I’ve followed Super-Stock and then A-Street closely over the years. While I’ve never owned an A-Street car, I have co-driven in the class on occasion. A-Street and it’s predecessor Super-Stock have been two of our premier classes with interesting cars, compelling marque competition and they always draw top driving talent.

Charles Krampert, 2021 A-Street National Champion, in his C6Z06 (Photo by Chris Morey)

A-street class has been dominated in recent years by the sixth-generation Corvette Z06 model (C6Z06), so much that people newer to the sport may think this is the way it’s always been.
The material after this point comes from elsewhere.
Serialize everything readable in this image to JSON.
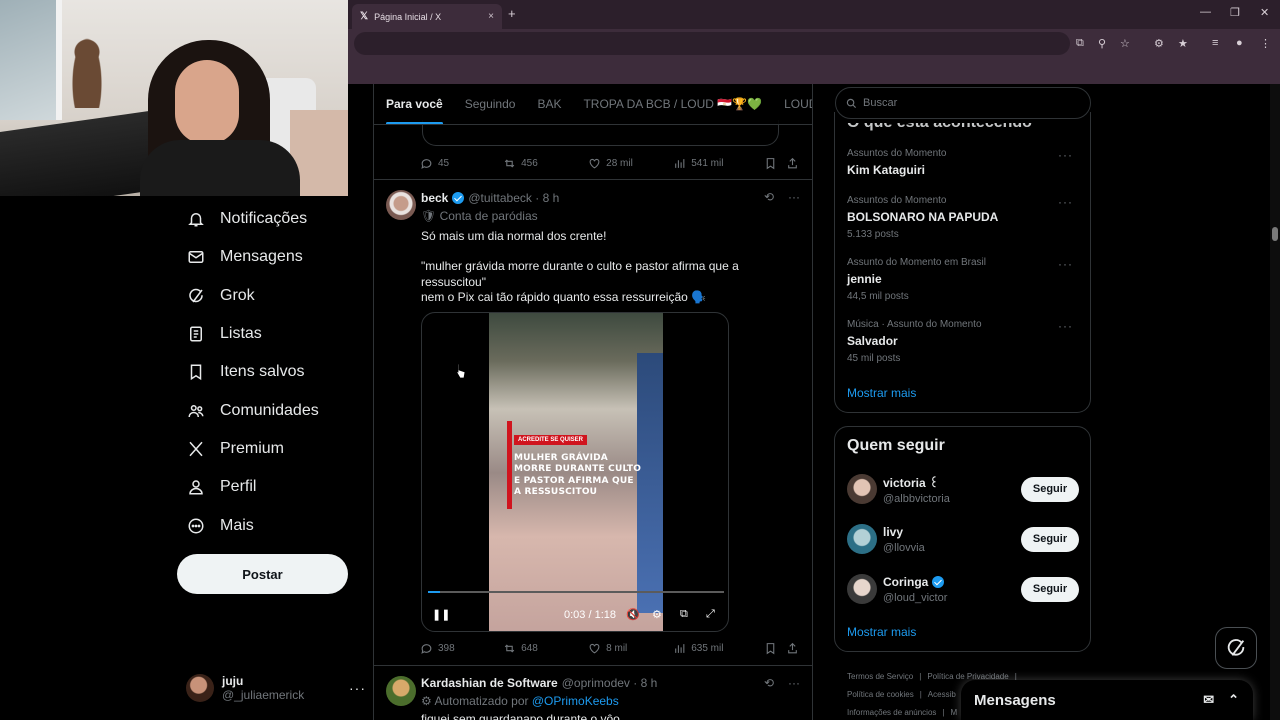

Prompted by comments from some of the old hands I did some investigation to see just how the classes has gotten on since 2006, the first year of the C6Z06.

The first surprising thing that I found is that the C6Z06 never won its class (Super-Stock) at Nationals during its production years from 2006 to 2013. People ran the car during those years but it was beaten over and over again by the Porsche GT3, the Dodge Viper, the Lotus Elise and the C5Z06. For whatever reason, it looks to me like no really top-level driver drove it, either. I don’t know why, but I suspect that the perception was that it just wasn’t quite as good as the GT3, plus it was not cheap.

In 2010 the C6 Grandsport model was released and some top drivers, like Sam Strano, did give that car a try. The Grandsport never won, but Strano came in 2nd in 2011 to Braun in the Elise.

I don’t understand why people thought more of the Grandsport than the Z06. It’s gearing made it only equal to the C6Z06 in acceleration, at best. It weighed significantly more for the exact same tires and the suspension was effectively softer. As a new car it was at best equal in cost (or more expensive) than an early C6Z06. By then the issue with the cylinder heads had become known, but the true extent, cause and the proper fix were not well understood. Maybe this issue kept some people away from the car.

2014 was the first year of Street on 200TW tires and the classes were reconstituted. For the first time the C6Z06 was separated from the GT3 and Elise. The C6Z06 went into A-Street while the other two went into Super-Street and it won at Nats for the first time with Daddio, one of the best autocross drivers ever. C5Z06 cars were 2nd and 3rd, with an S2000CR in 4th. Compared to the “super-200” tires we have now, those first 200TW tires were really pretty bad. You just couldn’t use much power coming off a corner.

In the meantime the GT3 went on a tear in Super-Street, winning in 2014, 2015, 2016 and 2017. In 2018 a GT4 won. In 2019 the new NSX won.

Then in A-Street in 2015 Yom won in a C5Z06, beating Daddio who was again driving the C6Z06. The next year Daddio won A-Street again in his C6Z06 with C5Z06 drivers taking 2nd and 3rd.

In another swap-around in 2017 Frank, in a C5Z06, beat Daddio in his C6Z06 to take the win in A-Street. Beginning to see a pattern? Or the lack of one?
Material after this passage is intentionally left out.